Date
Wednesday, July 17, 2024
Session Type
Lightning: 20 min
Name
Lightning: "A Canadian Mentorship Program to Sustain Racialized Librarians" and "The Importance of EDIA in Canadian Academic Libraries"
Description

"A Canadian Mentorship Program to Sustain Racialized Librarians"

Valentina Ly, University of Ottawa Library / Université d´Ottawa

Racialized librarians face extra barriers because librarianship is predominantly a white workplace. Mentorship has often been identified as a solution for helping racialized librarians overcome these extra obstacles and improve the retention in libraries and contribute to the diversification of the profession. Ideally, mentorship should come from other racialized librarians, as they have experience navigating complicated workplace obstacles such as cultural barriers and dealing with microaggressions. Unfortunately, finding a racialized librarian to provide mentorship can be difficult when they are underrepresented in libraries. A Canadian library network re-established a formal mentorship program in 2018. The mentorship program is unique because it focuses on having racialized librarians across Canada mentor each other. Follow-up surveys from four mentorship sessions were collected between 2018 and 2022 with 81 mentors and 82 mentees responding. The results from the surveys will be presented, which will provide insight on the participants’ experiences regarding communication, their relationship with their partner, the helpfulness of the mentorship, and the importance of racialized mentorship.

"The Importance of EDIA in Canadian Academic Libraries"

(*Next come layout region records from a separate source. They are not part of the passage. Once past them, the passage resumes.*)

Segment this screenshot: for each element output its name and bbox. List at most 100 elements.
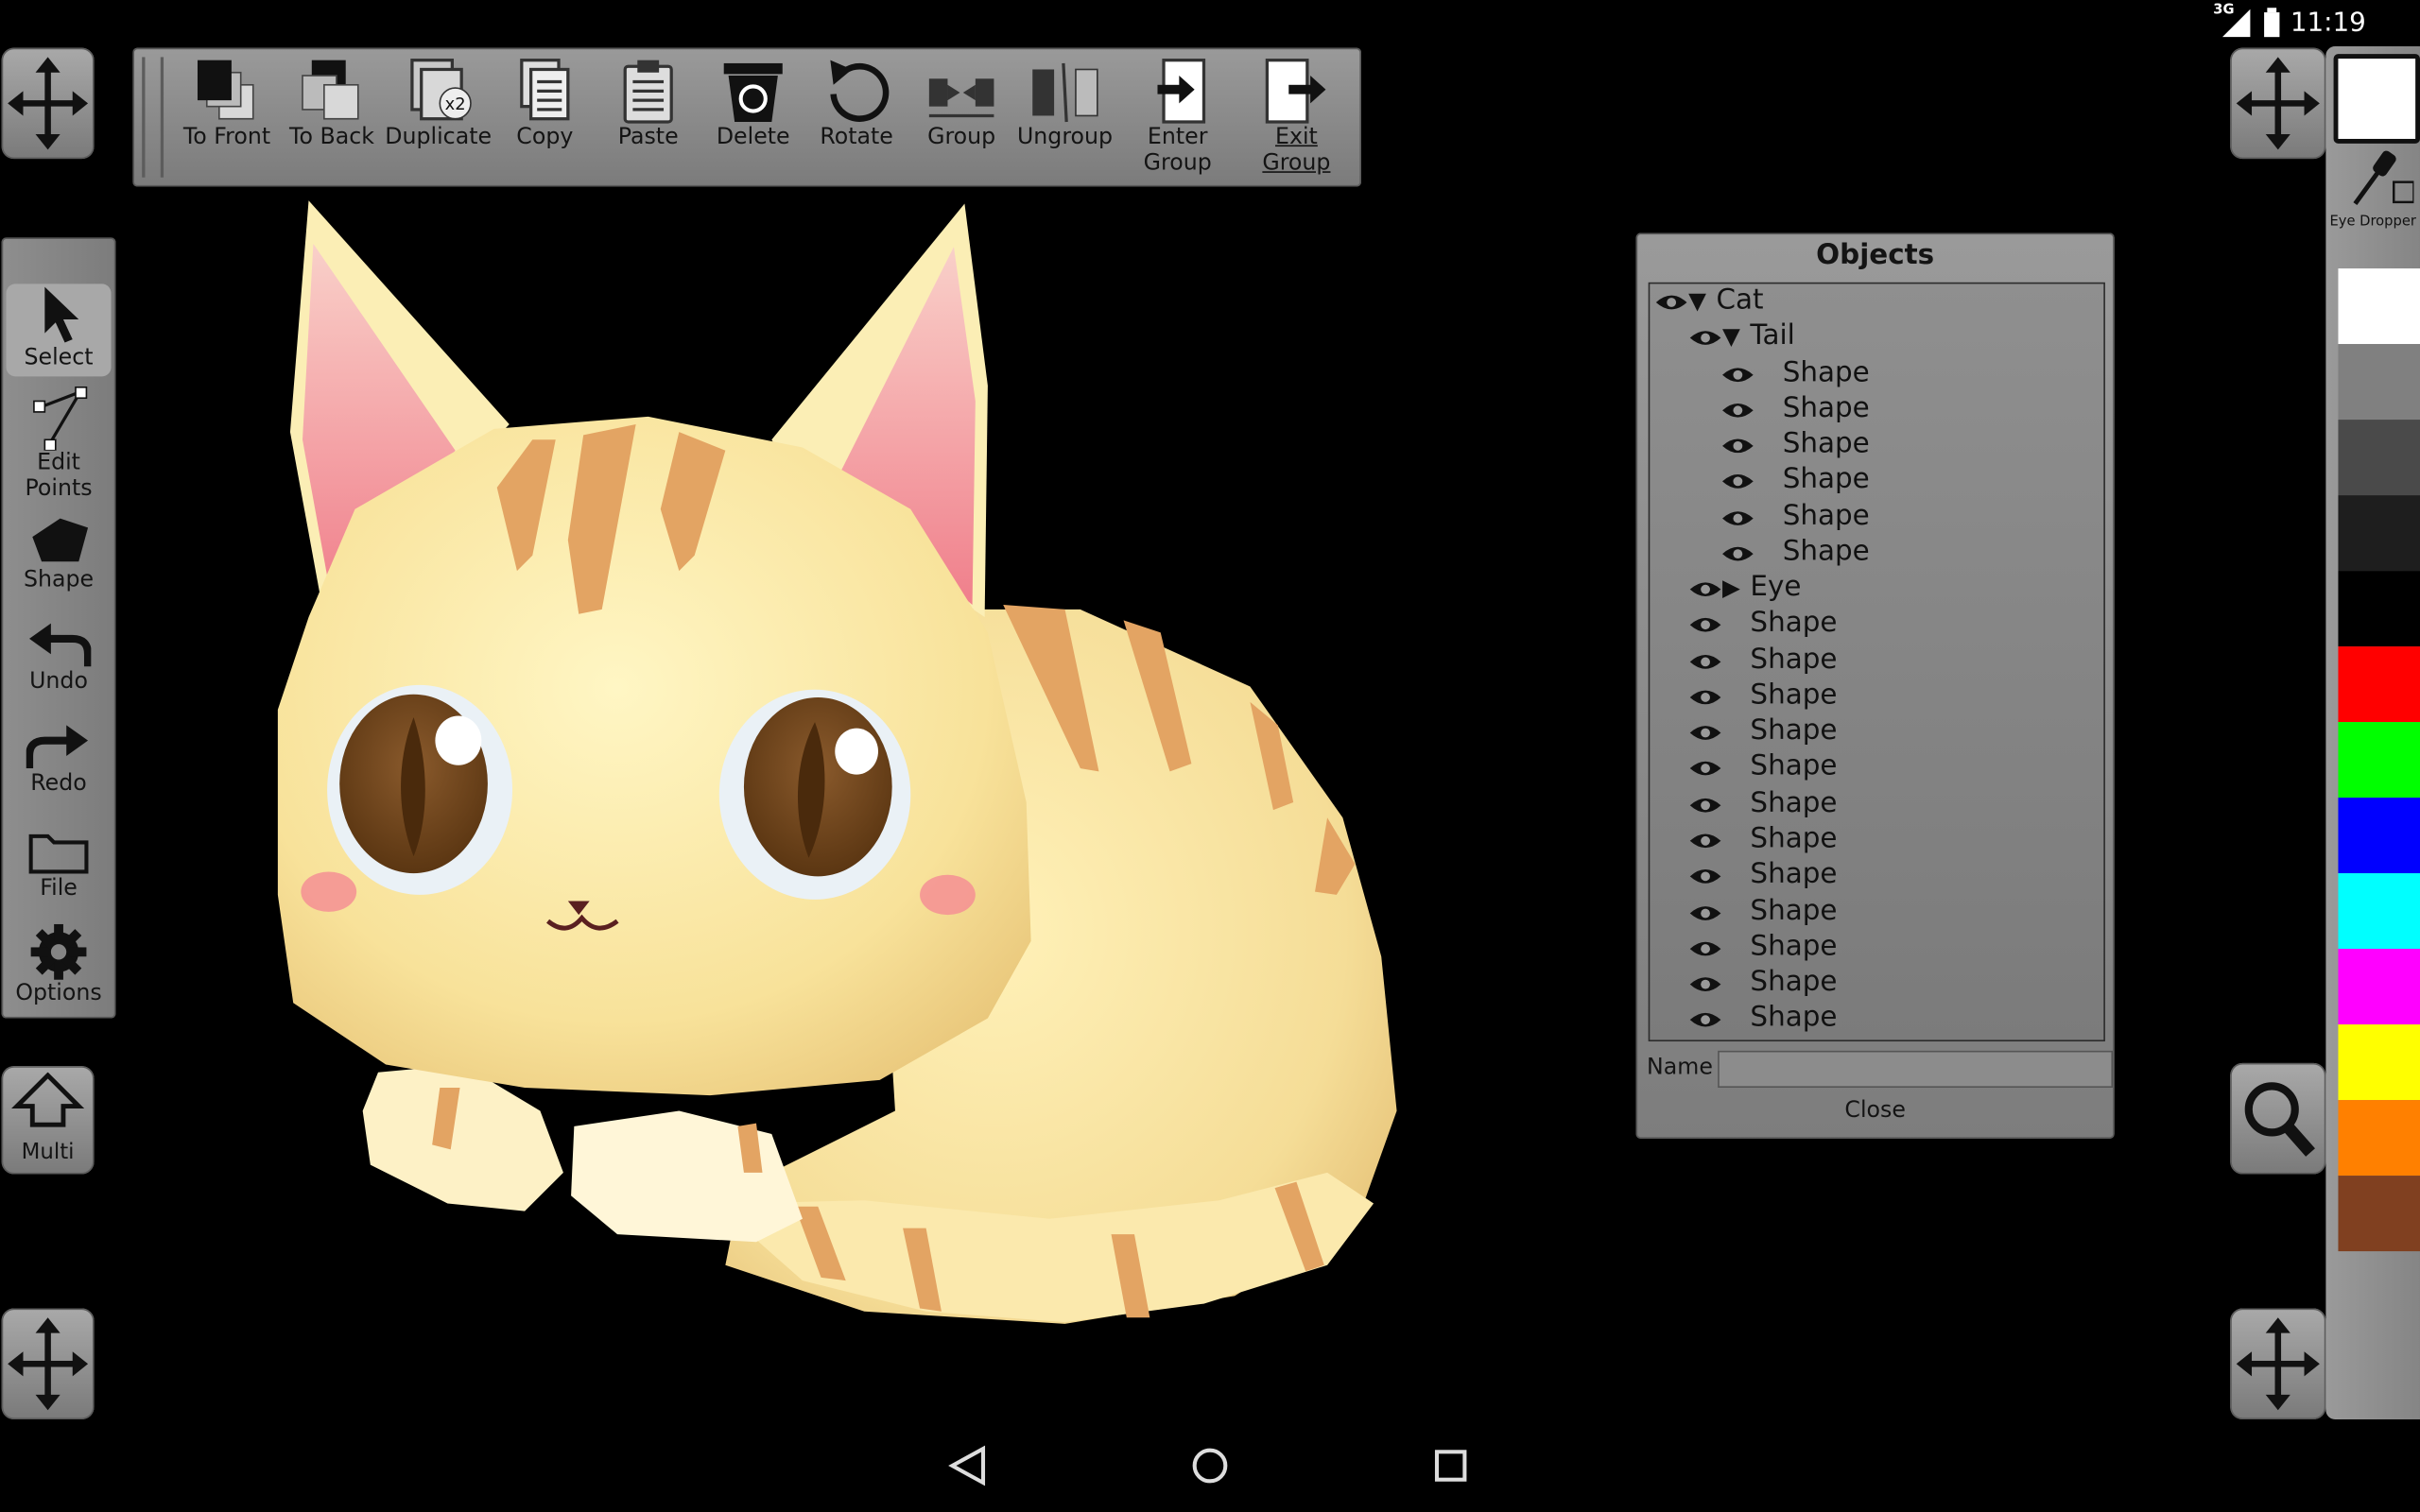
screen: 3G 11:19 To Front To Back x2 Duplicate C… — [0, 0, 2420, 1512]
color-swatch[interactable] — [2338, 344, 2420, 421]
tree-item-shape[interactable]: Shape — [1650, 895, 2103, 931]
to-back-button[interactable]: To Back — [276, 57, 388, 151]
eye-icon[interactable] — [1720, 400, 1754, 421]
exit-group-button[interactable]: Exit Group — [1241, 57, 1353, 177]
select-tool[interactable]: Select — [6, 284, 112, 377]
recents-nav-icon[interactable] — [1429, 1441, 1476, 1487]
eye-icon[interactable] — [1720, 543, 1754, 565]
color-swatch[interactable] — [2338, 420, 2420, 496]
expand-toggle[interactable]: ▶ — [1722, 574, 1740, 601]
color-swatch[interactable] — [2338, 949, 2420, 1025]
eye-icon[interactable] — [1720, 507, 1754, 529]
tree-item-shape[interactable]: Shape — [1650, 858, 2103, 894]
color-swatch[interactable] — [2338, 1176, 2420, 1252]
eye-icon[interactable] — [1688, 830, 1722, 851]
eye-icon[interactable] — [1688, 687, 1722, 709]
zoom-button[interactable] — [2230, 1062, 2326, 1175]
tree-item-label: Shape — [1782, 391, 1870, 424]
file-label: File — [40, 876, 78, 902]
group-button[interactable]: Group — [906, 57, 1017, 151]
ungroup-button[interactable]: Ungroup — [1010, 57, 1121, 151]
to-front-button[interactable]: To Front — [171, 57, 283, 151]
move-handle-top-left[interactable] — [1, 47, 95, 160]
eye-icon[interactable] — [1688, 902, 1722, 924]
options-button[interactable]: Options — [7, 922, 112, 1007]
tree-item-shape[interactable]: Shape — [1650, 930, 2103, 966]
enter-group-button[interactable]: Enter Group — [1122, 57, 1234, 177]
to-front-label: To Front — [182, 125, 271, 150]
close-button[interactable]: Close — [1636, 1098, 2115, 1123]
edit-points-tool[interactable]: Edit Points — [7, 386, 112, 503]
eye-icon[interactable] — [1688, 1009, 1722, 1031]
paste-button[interactable]: Paste — [593, 57, 704, 151]
tree-item-shape[interactable]: Shape — [1650, 427, 2103, 463]
shape-tool[interactable]: Shape — [7, 515, 112, 593]
eye-icon[interactable] — [1688, 866, 1722, 887]
eye-icon[interactable] — [1688, 938, 1722, 960]
file-button[interactable]: File — [7, 827, 112, 902]
move-handle-bottom-left[interactable] — [1, 1308, 95, 1420]
eye-dropper-button[interactable]: Eye Dropper — [2325, 142, 2420, 232]
objects-panel: Objects ▼ Cat ▼ Tail Shape Shape Shape S… — [1635, 232, 2115, 1139]
duplicate-button[interactable]: x2 Duplicate — [383, 57, 494, 151]
expand-toggle[interactable]: ▼ — [1722, 322, 1740, 350]
redo-button[interactable]: Redo — [7, 725, 112, 798]
eye-icon[interactable] — [1654, 292, 1688, 314]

Jermal A Jones, University of Waterloo Library    
Cecilia Tellis, University of Ottawa Library

To our knowledge, there are limited roles in Canadian academic libraries whose sole focus is on Equity, Diversity, Inclusion and Access (EDIA). While libraries in the U.S. are in a political struggle over EDIA and face efforts to remove books and threaten their operations in Canada we should be keeping a close eye on these challenges. Building a sustainable resistance to these kinds of efforts requires engaged communities and a dedicated role to educate and advocate for social issues such as the environment, race, gender, disability and access to resources. People should be able to go to libraries and find texts that represent their identities and search for information in the archives that do not cause further harm. In the short time in our roles, we would like to highlight the importance of some of the work that we have undertaken and to emphasize a call to action for more Canadian academic libraries to create these types of positions. The realization and theory that has been developed from professional experience in an institutional EDI office, is that having this specialized role better positions the library to hire, retain and diversify its staff, coordinate customized training and resource sharing, and generally support a culture of inclusion more effectively than if these roles were not present. However, this work is not without its challenges, and we would be remiss if these were not mentioned. Participants will hear honest accounts from two EDIA leaders.